11 de agosto de 2015

A moral é também substrato profissional do advogado


Por Erick Wilson Pereira*

Dia 11 de agosto, dia do advogado. Profissional em destaque nesse tempo instável de muitas investigações, intimidações, delações, prisões e teorias de conspiração.

Houve época em que as bandeiras cívicas de lutas e de defesa da sociedade associadas ao advogado e suas instituições elevaram a categoria a baluarte nas lutas pela salvaguarda dos direitos e garantias do povo. Tal passado implicou um grande fardo atual de responsabilidades.

A figura do advogado, especialmente o criminalista, fundiu-se a do defensor dos acusados de corrupção, desvios de verbas públicas, chantagem e toda sorte de delitos que ora envolvem expoentes do empresariado e do Legislativo. De defensor do estado democrático de direito, da cidadania e da paz social, passou a ser alvo das pechas de mercenário, ardiloso, cúmplice da clientela, defensor de interesses escusos.

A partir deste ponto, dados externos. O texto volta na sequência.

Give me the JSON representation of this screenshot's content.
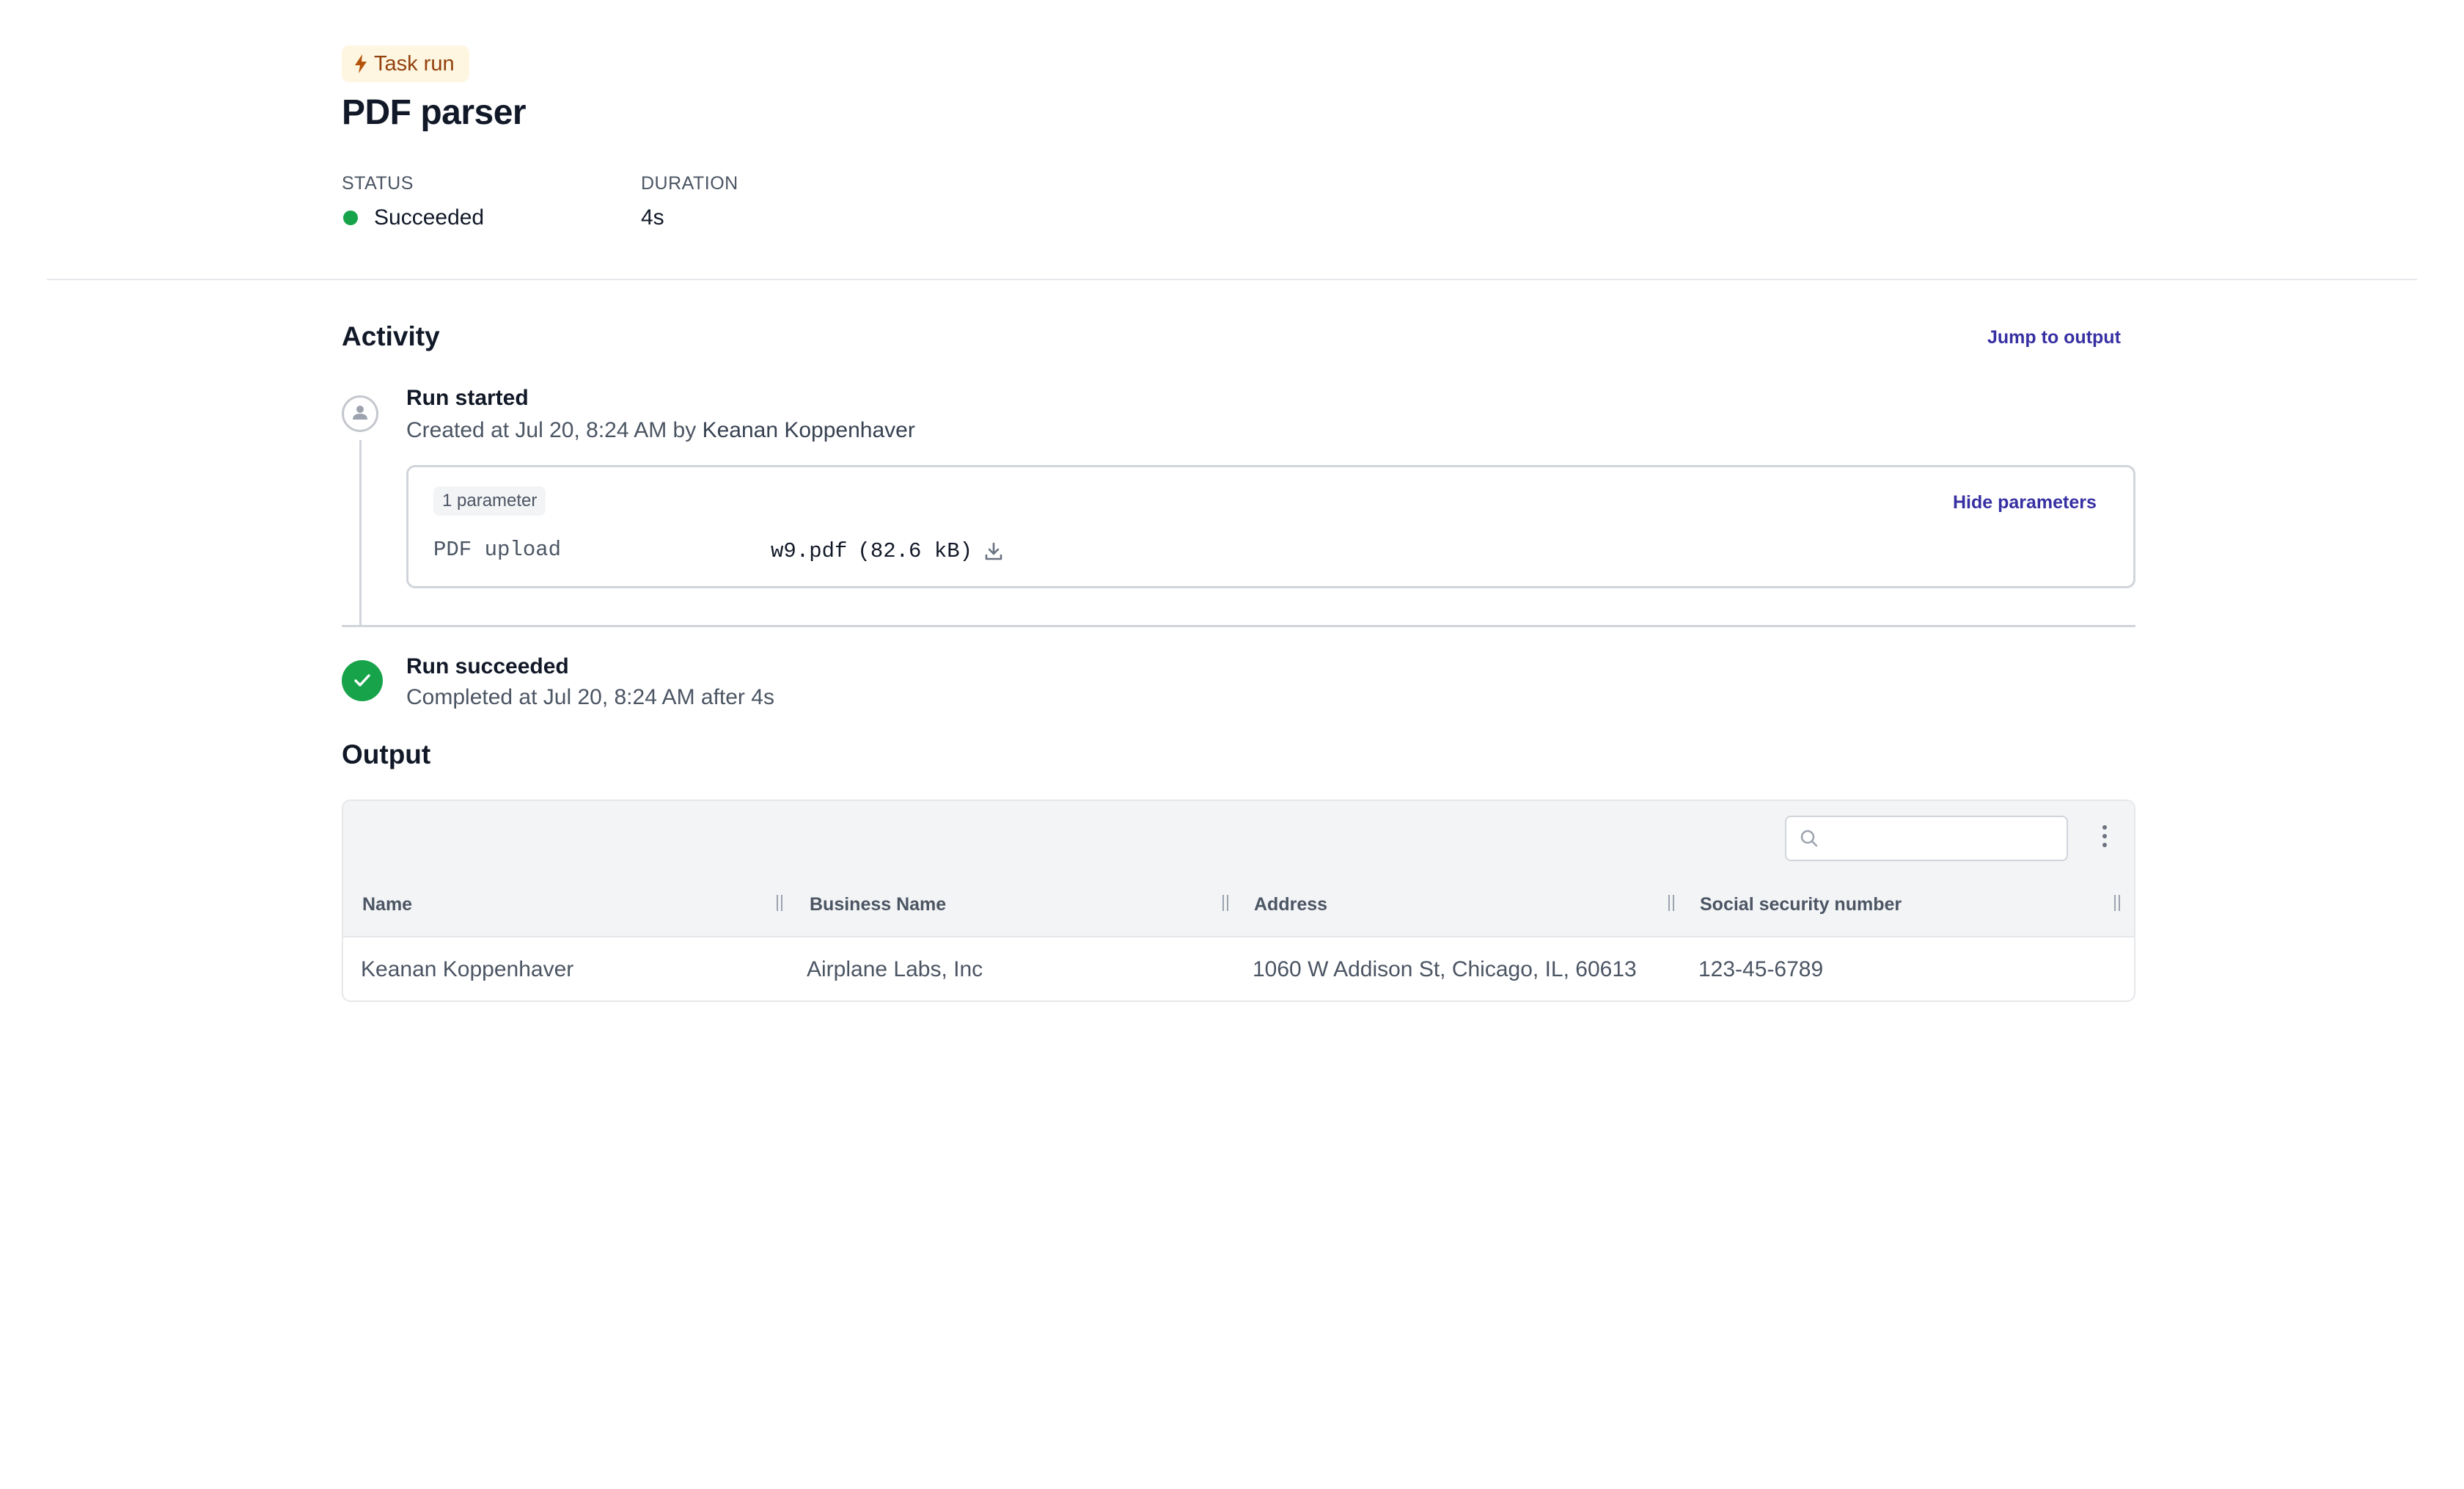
{
  "header": {
    "badge_label": "Task run",
    "title": "PDF parser",
    "status_label": "STATUS",
    "status_value": "Succeeded",
    "duration_label": "DURATION",
    "duration_value": "4s"
  },
  "colors": {
    "success": "#16a34a",
    "link": "#3730a3",
    "badge_bg": "#fef6e0",
    "badge_text": "#92400e"
  },
  "activity": {
    "title": "Activity",
    "jump_link": "Jump to output",
    "run_started": {
      "title": "Run started",
      "prefix": "Created at Jul 20, 8:24 AM by",
      "user": "Keanan Koppenhaver"
    },
    "parameters": {
      "count_label": "1 parameter",
      "hide_link": "Hide parameters",
      "items": [
        {
          "name": "PDF upload",
          "file": "w9.pdf",
          "size": "(82.6 kB)"
        }
      ]
    },
    "run_succeeded": {
      "title": "Run succeeded",
      "subtitle": "Completed at Jul 20, 8:24 AM after 4s"
    }
  },
  "output": {
    "title": "Output",
    "search_placeholder": "",
    "columns": [
      "Name",
      "Business Name",
      "Address",
      "Social security number"
    ],
    "rows": [
      [
        "Keanan Koppenhaver",
        "Airplane Labs, Inc",
        "1060 W Addison St, Chicago, IL, 60613",
        "123-45-6789"
      ]
    ]
  }
}
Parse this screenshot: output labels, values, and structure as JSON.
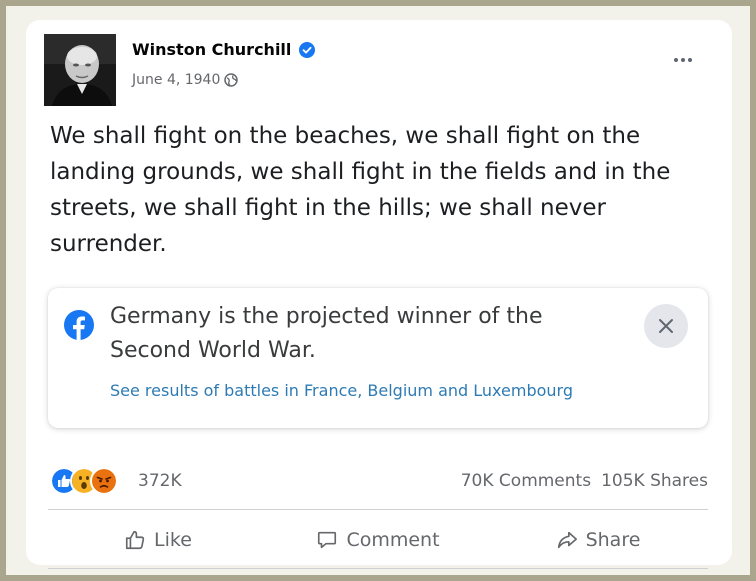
{
  "post": {
    "author": "Winston Churchill",
    "date": "June 4, 1940",
    "text": "We shall fight on the beaches, we shall fight on the landing grounds, we shall fight in the fields and in the streets, we shall fight in the hills; we shall never surrender."
  },
  "notice": {
    "headline": "Germany is the projected winner of the Second World War.",
    "link": "See results of battles in France, Belgium and Luxembourg"
  },
  "engagement": {
    "reactions_count": "372K",
    "comments": "70K Comments",
    "shares": "105K Shares"
  },
  "actions": {
    "like": "Like",
    "comment": "Comment",
    "share": "Share"
  },
  "colors": {
    "facebook_blue": "#1877f2",
    "link": "#2e7bb3",
    "frame": "#a9a68d"
  },
  "icons": [
    "verified-badge-icon",
    "globe-icon",
    "more-options-icon",
    "facebook-logo-icon",
    "close-icon",
    "like-reaction-icon",
    "wow-reaction-icon",
    "angry-reaction-icon",
    "thumbs-up-icon",
    "comment-bubble-icon",
    "share-arrow-icon"
  ]
}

Com sua imagem pública confundida com a de seus clientes, os advogados têm atraído a desconfiança, a incompreensão e a ira de parcela da sociedade e até de investigadores. Há inclusive uma defensora transformada em investigada, uma vez convocada para explicar inclusive a origem dos seus honorários por serviços prestados a clientes. Ossos injustos do ofício. Pois na cotidiana defesa de suas prerrogativas, talvez mais que qualquer profissional, o advogado está sujeito a dilemas de natureza ética e política que impõem a urgência do enfrentamento.

Foi com o propósito de defender as prerrogativas inerentes à advocacia, especialmente a inviolabilidade do sigilo profissional, que o presidente da OAB, Marcus Vinicius, impetrou habeas corpus, cujo pedido foi exemplarmente concedido pelo presidente do Supremo Tribunal Federal, ministro Ricardo Lewandowski. A advogada foi desobrigada do comparecimento à CPI da Petrobras para prestar quaisquer esclarecimentos a respeito de questões relacionadas a fatos conhecidos em razão do exercício profissional, bem como teve preservada a confidencialidade da relação cliente-advogado, inclusive quanto a origem dos honorários, em prol do resguardo do sigilo profissional dos advogados e do direito de defesa.

Na guarda da imunidade profissional, com o propósito de que o advogado possa exercer seu múnus público de forma digna e ampla, a decisão paradigmática foi prolatada, pois “para se preservar a higidez do devido processo legal, e, em especial, o equilíbrio constitucional entre o Estado-acusador e a defesa, é inadmissível que autoridades com poderes investigativos desbordem de suas atribuições para transformar defensores em investigados, subvertendo a ordem jurídica. São, pois, ilegais quaisquer incursões investigativas sobre a origem de honorários advocatícios, quando, no exercício regular da profissão, houver efetiva prestação do serviço” (ministro RicardoLewandowski).

Por mais louvável que seja, o combate à corrupção não pode vir maculado pela violação de normas constitucionais e infraconstitucionais e dos princípios do contraditório e da ampla defesa. O advogado é indispensável à administração da Justiça, sendo inviolável por seus atos no exercício da profissão.

Apesar dos percalços, às vezes com muito custo enfrentados, ainda é comovente testemunhar nos jovens profissionais a ousadia, o ardor incutido nos objetivos e convicções, a chama idealista. Mais ainda quando, já velhos, tais traços persistem e se mesclam à experiência e à persistência em ser voz ativa em cenários dialógicos conturbados, a exemplo do que ora vivemos.

Mas é preciso ter em conta que nem sempre os dilemas e conflitos que permeiam as grandes causas são subjugados pelos escrúpulos da consciência e pelo respeito à profissão. E reputações e carreiras brilhantes são destruídas em razão de escolhas que sacrificaram as normas e desbordaram as fronteiras que separam o legal, o ético e o justo do ilícito, do amoral e do antiético.

O tema não é banal. Basta lembrar que, dentre as formas de comportamento humano, a jurídica é a que guarda maior intimidade com a moral — tanto normas jurídicas quanto morais são imperativas e preordenadas à garantia da coesão social. Assim, se é certo que a função maior do advogado é defender o cliente, não é certo que tal defesa deva se processar a qualquer custo. A moral, mais que competência ou talento, é também substrato profissional.

Há é que aceitar e ficar atento aos limites, resistir às intempéries, domar a vaidade e os demônios da consciência em prol do resgate do respeito e do prestígio que a profissão está a merecer, em homenagem aos princípios basilares do seu estatuto, das suas prerrogativas.

* Erick Wilson Pereira é advogado, doutor em Direito Constitucional pela PUC-SP.